Maya Al-Zahrani

Personal information
- Full name: Maya Al-Zahrani
- Date of birth: 21 October 2008 (age 17)
- Place of birth: Saudi Arabia
- Position: Defender

Team information
- Current team: Al-Ahli
- Number: 88

Senior career*
- Years: Team / Apps / (Gls)
- 2022–2023: Jeddah Pride
- 2023–2025: Al-Ahli
- 2025–: Al-Ula

International career
- 2023: Saudi Arabia U17
- 2024–: Saudi Arabia U20

= Maya Al-Zahrani =

Saudi footballer (born 2008)

Maya Abdulrahman Al-Zahrani (مايا عبدالرحمن الزهراني; born 21 October 2008) is a Saudi footballer who plays as a Defender for Saudi Women's Premier League club Al-Ula.

==Club career==
Al-Zahrani started playing with Jeddah Pride in the 2022/2023 season of the Saudi Women's First Division League.
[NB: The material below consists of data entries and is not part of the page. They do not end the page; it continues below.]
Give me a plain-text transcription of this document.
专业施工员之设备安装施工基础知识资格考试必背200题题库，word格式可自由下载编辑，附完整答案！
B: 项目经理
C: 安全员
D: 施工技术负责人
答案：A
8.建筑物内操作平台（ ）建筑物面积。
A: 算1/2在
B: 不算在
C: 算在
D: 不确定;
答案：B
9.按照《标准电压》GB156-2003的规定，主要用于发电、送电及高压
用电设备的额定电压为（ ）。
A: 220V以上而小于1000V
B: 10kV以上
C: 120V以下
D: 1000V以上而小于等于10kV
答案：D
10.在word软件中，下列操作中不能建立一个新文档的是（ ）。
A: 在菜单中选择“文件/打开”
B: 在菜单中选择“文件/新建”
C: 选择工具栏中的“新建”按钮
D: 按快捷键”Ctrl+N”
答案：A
In the following season 2023/2024, Al-Zahrani moved to Al-Ahli to participate in the Saudi Women's Premier League matches and also as captain of the U-17 team in the first edition of the Saudi Women's U-17 Tournament.

In 2024/2025, Maya Al Zahrani continued to play with Al-Ahli in the 2024–25 Saudi Women's Premier League, while continuing as captain with the U17 team in the second edition of the Saudi Women's U-17 Tournament.
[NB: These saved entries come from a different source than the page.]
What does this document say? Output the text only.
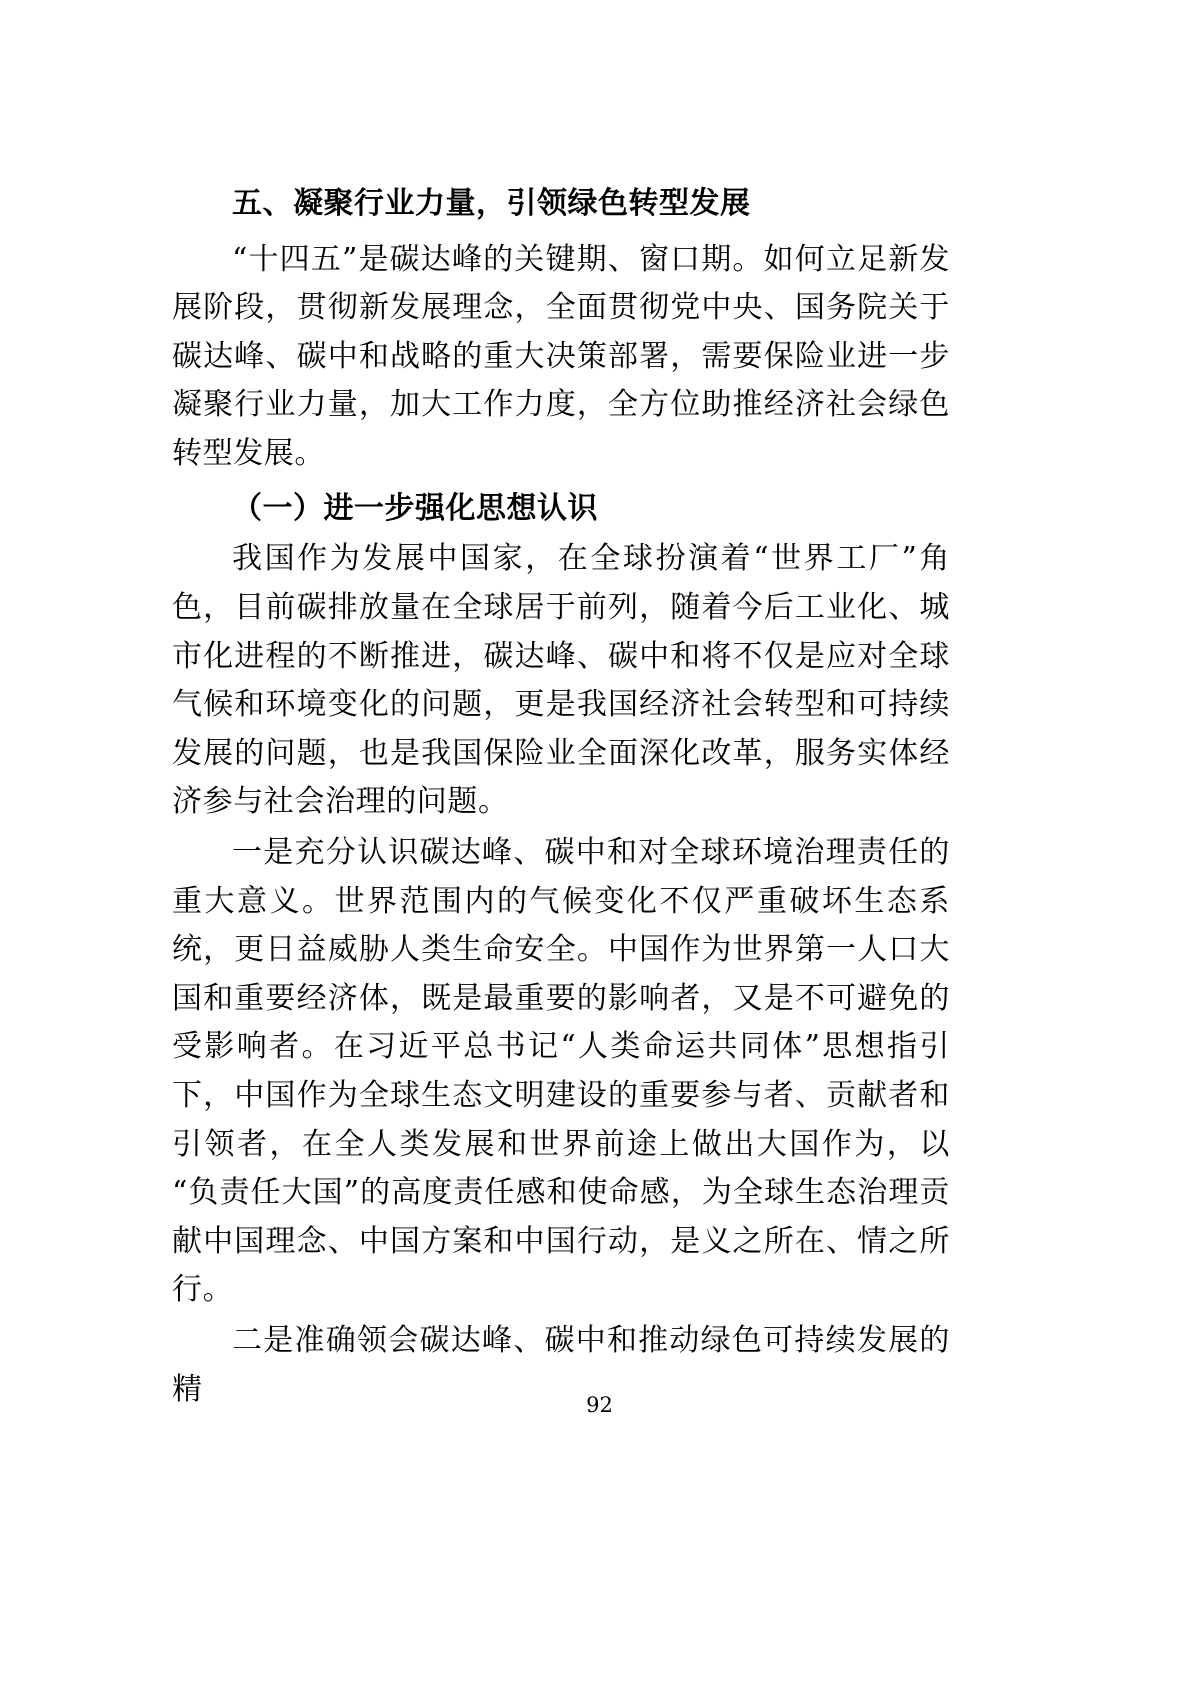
五、凝聚行业力量，引领绿色转型发展

“十四五”是碳达峰的关键期、窗口期。如何立足新发展阶段，贯彻新发展理念，全面贯彻党中央、国务院关于碳达峰、碳中和战略的重大决策部署，需要保险业进一步凝聚行业力量，加大工作力度，全方位助推经济社会绿色转型发展。

（一）进一步强化思想认识

我国作为发展中国家，在全球扮演着“世界工厂”角色，目前碳排放量在全球居于前列，随着今后工业化、城市化进程的不断推进，碳达峰、碳中和将不仅是应对全球气候和环境变化的问题，更是我国经济社会转型和可持续发展的问题，也是我国保险业全面深化改革，服务实体经济参与社会治理的问题。

一是充分认识碳达峰、碳中和对全球环境治理责任的重大意义。世界范围内的气候变化不仅严重破坏生态系统，更日益威胁人类生命安全。中国作为世界第一人口大国和重要经济体，既是最重要的影响者，又是不可避免的受影响者。在习近平总书记“人类命运共同体”思想指引下，中国作为全球生态文明建设的重要参与者、贡献者和引领者，在全人类发展和世界前途上做出大国作为，以“负责任大国”的高度责任感和使命感，为全球生态治理贡献中国理念、中国方案和中国行动，是义之所在、情之所行。

二是准确领会碳达峰、碳中和推动绿色可持续发展的精	92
In July 2025, Al Zahrani moved to Al-Ula.

==International career==
In February 2023, Al-Zahrani was selected for the inaugural under-17 team to face Kuwait in double friendly matches.

On 21 October 2024, Al-Zahrani joined the Saudi Arabia u-20 women's national football team to play two friendly matches against Tajikistan in Jeddah.